淮南郡频临东海,自大周立国以来,繁华盛景,只因临海,多水寇、蛮夷滋事,容易趁虚而入,故从建城以来,便设有郡守专管民生,总督专管军队,虽然一开始面上两不相干,但历代双方励精图治、力保一方平安,倒生出几分交情。可渐渐地安居乐业后便对总督而进行削了权,以至于到最后,总督就如一个有名无实的虚责一般而被郡守久久压制。久而久之,郡守与当直乡绅狼狈为奸而不作为,才会有今日的大洪灾。
也是,挡人前程,买凶杀人怕都是家常便饭!
陈青染一声冷笑,心中一阵烦躁。若先生没有武功傍身,那么是不是早已成为剑下魂?
她抬眸定定地看着查良华,低沉地说道:“先生还是想如何下手吧。这里太闷了,我先出去转转。”
话音一落,陈青染纵身一跃,飞掠而去。
总督府中,一抹人影在墙头疾走,随后绕过曲廊亭榭,最后在一座修葺简雅的庭院中落下。
她探首一阵查看,这才发现,庭院两侧是厢房,正中是正厅,庭院中心是练武之地。而此时戚季威正在院中舞弄着兵器。
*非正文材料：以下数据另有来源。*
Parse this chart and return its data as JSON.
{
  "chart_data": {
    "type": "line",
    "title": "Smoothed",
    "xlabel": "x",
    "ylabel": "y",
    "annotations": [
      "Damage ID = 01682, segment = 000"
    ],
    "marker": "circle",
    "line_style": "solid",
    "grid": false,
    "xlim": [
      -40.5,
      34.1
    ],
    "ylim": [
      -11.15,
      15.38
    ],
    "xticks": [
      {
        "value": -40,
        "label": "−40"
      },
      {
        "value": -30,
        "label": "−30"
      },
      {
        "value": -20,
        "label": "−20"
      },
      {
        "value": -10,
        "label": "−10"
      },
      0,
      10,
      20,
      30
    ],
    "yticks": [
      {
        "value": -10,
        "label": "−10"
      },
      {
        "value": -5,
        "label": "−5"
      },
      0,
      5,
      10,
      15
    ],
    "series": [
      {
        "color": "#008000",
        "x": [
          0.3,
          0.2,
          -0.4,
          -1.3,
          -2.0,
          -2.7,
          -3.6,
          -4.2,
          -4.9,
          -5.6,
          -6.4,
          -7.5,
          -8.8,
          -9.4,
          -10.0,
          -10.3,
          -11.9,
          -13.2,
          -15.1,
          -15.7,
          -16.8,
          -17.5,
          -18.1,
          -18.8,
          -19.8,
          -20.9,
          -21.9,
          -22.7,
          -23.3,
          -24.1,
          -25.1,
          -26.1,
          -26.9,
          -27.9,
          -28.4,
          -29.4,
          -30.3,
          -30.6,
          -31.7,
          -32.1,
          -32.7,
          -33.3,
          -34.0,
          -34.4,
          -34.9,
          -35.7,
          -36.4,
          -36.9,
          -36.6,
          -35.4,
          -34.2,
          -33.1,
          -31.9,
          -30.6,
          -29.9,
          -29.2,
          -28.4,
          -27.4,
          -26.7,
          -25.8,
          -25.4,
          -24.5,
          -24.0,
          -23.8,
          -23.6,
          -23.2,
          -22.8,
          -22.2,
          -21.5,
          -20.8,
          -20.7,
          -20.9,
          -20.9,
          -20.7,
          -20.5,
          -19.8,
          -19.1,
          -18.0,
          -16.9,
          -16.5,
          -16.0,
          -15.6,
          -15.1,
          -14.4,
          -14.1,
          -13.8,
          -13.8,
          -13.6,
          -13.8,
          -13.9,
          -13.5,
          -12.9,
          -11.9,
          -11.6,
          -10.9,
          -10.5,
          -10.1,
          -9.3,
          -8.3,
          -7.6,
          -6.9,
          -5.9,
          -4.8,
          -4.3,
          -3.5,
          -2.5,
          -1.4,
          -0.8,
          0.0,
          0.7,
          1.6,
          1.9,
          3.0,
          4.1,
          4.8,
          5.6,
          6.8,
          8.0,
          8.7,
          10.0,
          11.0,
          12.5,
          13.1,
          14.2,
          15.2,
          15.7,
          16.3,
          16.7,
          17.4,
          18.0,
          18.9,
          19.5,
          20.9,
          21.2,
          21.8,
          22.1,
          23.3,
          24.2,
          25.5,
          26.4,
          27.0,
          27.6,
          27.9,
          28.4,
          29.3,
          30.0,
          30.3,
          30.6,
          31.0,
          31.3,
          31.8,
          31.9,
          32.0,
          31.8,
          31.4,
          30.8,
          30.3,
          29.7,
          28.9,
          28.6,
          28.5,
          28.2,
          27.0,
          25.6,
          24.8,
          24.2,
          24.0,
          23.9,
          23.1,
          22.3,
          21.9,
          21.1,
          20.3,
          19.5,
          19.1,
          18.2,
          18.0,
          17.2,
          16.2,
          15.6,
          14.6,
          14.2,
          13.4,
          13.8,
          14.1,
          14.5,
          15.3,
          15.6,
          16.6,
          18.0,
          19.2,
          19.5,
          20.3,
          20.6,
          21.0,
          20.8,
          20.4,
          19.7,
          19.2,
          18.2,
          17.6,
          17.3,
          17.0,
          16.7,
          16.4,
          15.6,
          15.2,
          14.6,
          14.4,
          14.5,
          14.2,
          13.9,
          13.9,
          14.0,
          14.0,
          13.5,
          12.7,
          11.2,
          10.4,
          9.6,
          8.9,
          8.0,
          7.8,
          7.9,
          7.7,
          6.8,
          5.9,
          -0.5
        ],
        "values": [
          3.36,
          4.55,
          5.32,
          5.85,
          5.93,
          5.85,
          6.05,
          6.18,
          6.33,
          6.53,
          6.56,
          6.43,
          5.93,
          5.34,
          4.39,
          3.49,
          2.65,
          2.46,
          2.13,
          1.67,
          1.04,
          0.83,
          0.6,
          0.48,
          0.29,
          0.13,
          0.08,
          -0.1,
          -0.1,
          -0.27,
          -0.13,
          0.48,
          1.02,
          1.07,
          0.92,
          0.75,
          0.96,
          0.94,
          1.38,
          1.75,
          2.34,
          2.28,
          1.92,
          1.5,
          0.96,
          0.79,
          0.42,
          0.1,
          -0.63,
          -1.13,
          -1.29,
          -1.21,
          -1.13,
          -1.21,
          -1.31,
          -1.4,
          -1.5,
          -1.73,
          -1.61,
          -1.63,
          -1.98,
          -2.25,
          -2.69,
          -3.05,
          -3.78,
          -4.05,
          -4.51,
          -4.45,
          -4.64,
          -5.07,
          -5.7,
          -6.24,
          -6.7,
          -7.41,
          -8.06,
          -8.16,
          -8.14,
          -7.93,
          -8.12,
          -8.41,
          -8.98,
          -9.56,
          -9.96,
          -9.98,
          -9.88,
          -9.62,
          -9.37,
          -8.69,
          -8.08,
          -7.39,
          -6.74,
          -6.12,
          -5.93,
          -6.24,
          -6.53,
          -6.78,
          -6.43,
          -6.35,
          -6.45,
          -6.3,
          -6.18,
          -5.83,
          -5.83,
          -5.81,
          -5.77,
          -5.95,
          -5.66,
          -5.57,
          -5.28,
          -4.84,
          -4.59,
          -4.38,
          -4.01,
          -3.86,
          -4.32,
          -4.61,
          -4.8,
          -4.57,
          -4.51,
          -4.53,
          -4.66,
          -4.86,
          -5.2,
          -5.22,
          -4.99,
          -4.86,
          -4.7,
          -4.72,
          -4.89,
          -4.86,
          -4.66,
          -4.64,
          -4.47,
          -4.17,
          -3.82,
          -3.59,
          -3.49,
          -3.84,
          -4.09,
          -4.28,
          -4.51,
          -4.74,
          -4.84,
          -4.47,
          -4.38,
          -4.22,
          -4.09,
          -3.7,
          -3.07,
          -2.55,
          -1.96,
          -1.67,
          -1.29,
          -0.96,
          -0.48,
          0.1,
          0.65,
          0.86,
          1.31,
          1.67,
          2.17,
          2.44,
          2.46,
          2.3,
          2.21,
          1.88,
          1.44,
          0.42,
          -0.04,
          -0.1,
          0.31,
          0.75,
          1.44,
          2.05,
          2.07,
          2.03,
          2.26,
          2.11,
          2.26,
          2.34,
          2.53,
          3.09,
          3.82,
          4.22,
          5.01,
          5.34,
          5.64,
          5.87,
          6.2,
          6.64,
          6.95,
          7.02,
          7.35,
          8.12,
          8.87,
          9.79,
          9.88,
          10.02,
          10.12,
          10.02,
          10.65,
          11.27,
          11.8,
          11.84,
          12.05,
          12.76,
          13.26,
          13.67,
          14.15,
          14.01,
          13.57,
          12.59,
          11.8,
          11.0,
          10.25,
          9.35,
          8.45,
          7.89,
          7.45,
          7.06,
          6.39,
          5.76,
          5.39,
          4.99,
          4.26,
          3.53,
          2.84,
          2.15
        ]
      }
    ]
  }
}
陈青染悄然落下,静静地看着他。却见他耳目一动,随即手中的利剑突然地一个回身刺,刺向了陈青染。
陈青染眸光一动,连忙脚下一点,飞身而起。戚季威一抬头,便见一少年,翩飞而起,容颜清俊,双眸流转,当真是美如冠玉,英姿勃发。
他见陈青染并未出手,心中一阵疑惑,倒是停了下来,没在主动攻击。
“戚大人,你看这大晚上的也不适合进去坐坐,不如随我上屋顶一聊?”陈青染眉目清冷地看着他,浅浅笑道。
大人?她是——
他心下一惊,听声音应该是位姑娘。
他抬眼仔细打量着月下之影一脸从容之态,心中更是起疑。
“姑娘请。”戚季威点了点头,右手微抬,道。
陈青染微微提气轻跃,瞬间来到屋顶上,大大方方地坐了下来。
戚季威紧随其后,在她的身旁坐下,正欲开口,便见她的手中拿着一枚令牌,月光下透着一抹庄严!
她是——
她竟然是那人!
他面色大惊,深深地吸了口气,忙起身,欲行礼。
江南的风,丝丝柔柔,吹得人似要醉了一般。
她淡淡摆了摆手阻止了他想要说的话,抬眸看着天边的月,她都不记得有多久没有抬头望天了。
月色清风下,她青丝飞逸,衣袂飘飘,一袭白色长衫如谪仙。